A named list of parameters to control the sampler's behavior. It defaults to NULL so all the default values are used. First, the following are adaptation parameters for sampling algorithms. These are parameters used in Stan with similar names here.

  • adapt_engaged (logical)

  • adapt_gamma (double, positive, defaults to 0.05)

  • adapt_delta (double, between 0 and 1, defaults to 0.8)

  • adapt_kappa (double, positive, defaults to 0.75)

  • adapt_t0 (double, positive, defaults to 10)

  • adapt_init_buffer (integer, positive, defaults to 75)

  • adapt_term_buffer (integer, positive, defaults to 50)

  • adapt_window (integer, positive, defaults to 25)

In addition, algorithm HMC (called 'static HMC' in Stan) and NUTS share the following parameters:

  • stepsize (double, positive)

  • stepsize_jitter (double, [0,1])

  • metric (string, one of "unit_e", "diag_e", "dense_e")

For algorithm NUTS, we can also set:

  • max_treedepth (integer, positive)

For algorithm HMC, we can also set:

  • int_time (double, positive)

For test_grad mode, the following parameters can be set:

  • epsilon (double, defaults to 1e-6)

  • error (double, defaults to 1e-6)

open_progress

Logical scalar that only takes effect if cores > 1 but is recommended to be TRUE in interactive use so that the progress of the chains will be redirected to a file that is automatically opened for inspection. For very short runs, the user might prefer FALSE.

...

Other optional parameters:

  • chain_id (integer)

  • init_r (double, positive)

  • test_grad (logical)

  • append_samples (logical)

  • refresh(integer)

  • save_warmup(logical)

  • deprecated: enable_random_init(logical)

chain_id can be a vector to specify the chain_id for all chains or an integer. For the former case, they should be unique. For the latter, the sequence of integers starting from the given chain_id are used for all chains.
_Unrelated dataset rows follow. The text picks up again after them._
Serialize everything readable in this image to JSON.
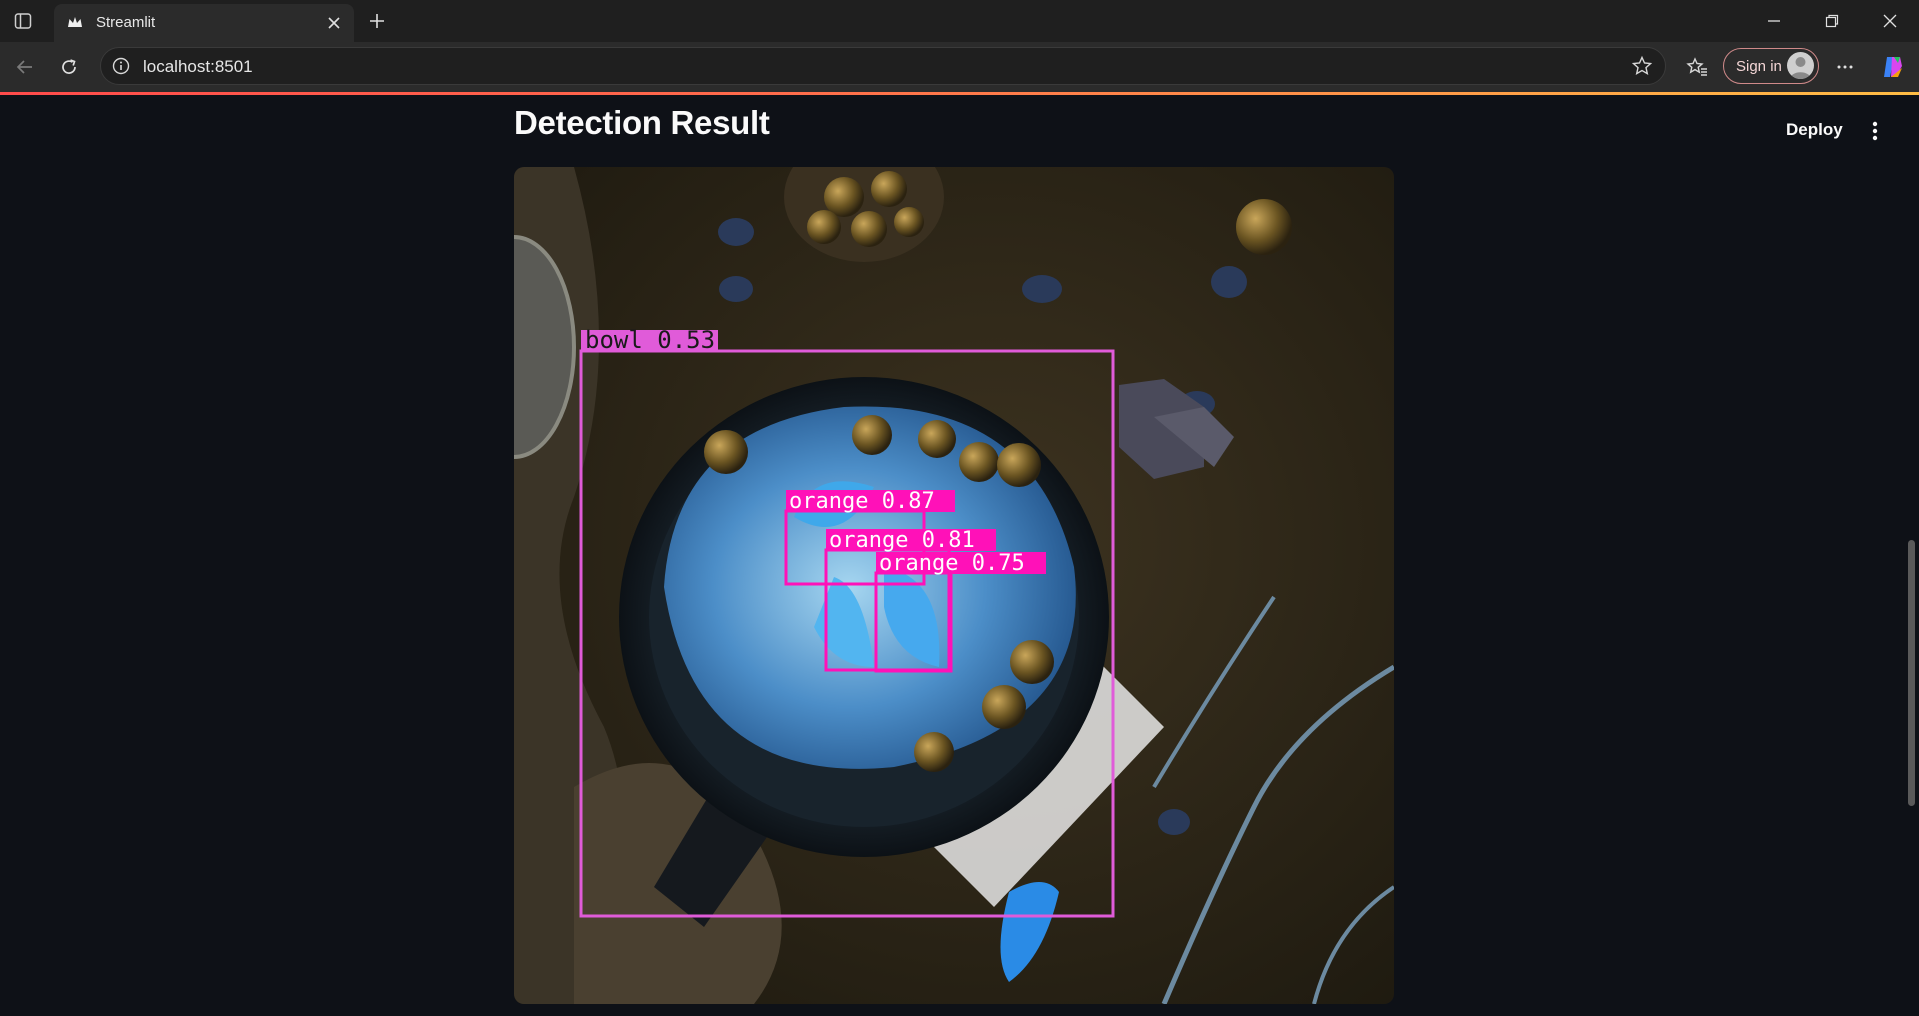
{
  "browser": {
    "tab": {
      "title": "Streamlit",
      "favicon": "streamlit-crown-icon"
    },
    "address": {
      "url": "localhost:8501"
    },
    "signin_label": "Sign in",
    "icons": [
      "tab-actions-icon",
      "close-icon",
      "plus-icon",
      "minimize-icon",
      "restore-icon",
      "window-close-icon",
      "back-icon",
      "reload-icon",
      "info-icon",
      "star-icon",
      "favorites-icon",
      "more-icon",
      "copilot-icon"
    ]
  },
  "app": {
    "title": "Detection Result",
    "deploy_label": "Deploy",
    "menu_icon": "vertical-ellipsis-icon",
    "accent_gradient": [
      "#ff4b4b",
      "#ffbd45"
    ],
    "background": "#0e1117"
  },
  "detections": [
    {
      "label": "bowl 0.53",
      "color": "#e05bd9"
    },
    {
      "label": "orange 0.87",
      "color": "#ff11b8"
    },
    {
      "label": "orange 0.81",
      "color": "#ff11b8"
    },
    {
      "label": "orange 0.75",
      "color": "#ff11b8"
    }
  ]
}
init_r is used only for generating random initial values, specifically when init="random" or not all parameters are initialized in the user-supplied list or function. If specified, the initial values are simulated uniformly from interval [-init_r, init_r] rather than using the default interval (see the manual of (cmd)Stan).

test_grad (logical). If test_grad=TRUE, Stan will not do any sampling. Instead, the gradient calculation is tested and printed out and the fitted stanfit object is in test gradient mode. By default, it is FALSE.

append_samples (logical). Only relevant if sample_file is specified and is an existing file. In that case, setting append_samples=TRUE will append the samples to the existing file rather than overwriting the contents of the file.

refresh (integer) can be used to control how often the progress of the sampling is reported (i.e. show the progress every refresh iterations). By default, refresh = max(iter/10, 1). The progress indicator is turned off if refresh <= 0.

Deprecated: enable_random_init (logical) being TRUE enables specifying initial values randomly when the initial values are not fully specified from the user.

save_warmup (logical) indicates whether to save draws during the warmup phase and defaults to TRUE. Some memory related problems can be avoided by setting it to FALSE, but some diagnostics are more limited if the warmup draws are not stored.

boost_lib

The path for an alternative version of the Boost C++ to use instead of the one in the BH package.

eigen_lib

The path for an alternative version of the Eigen C++ library to the one in RcppEigen.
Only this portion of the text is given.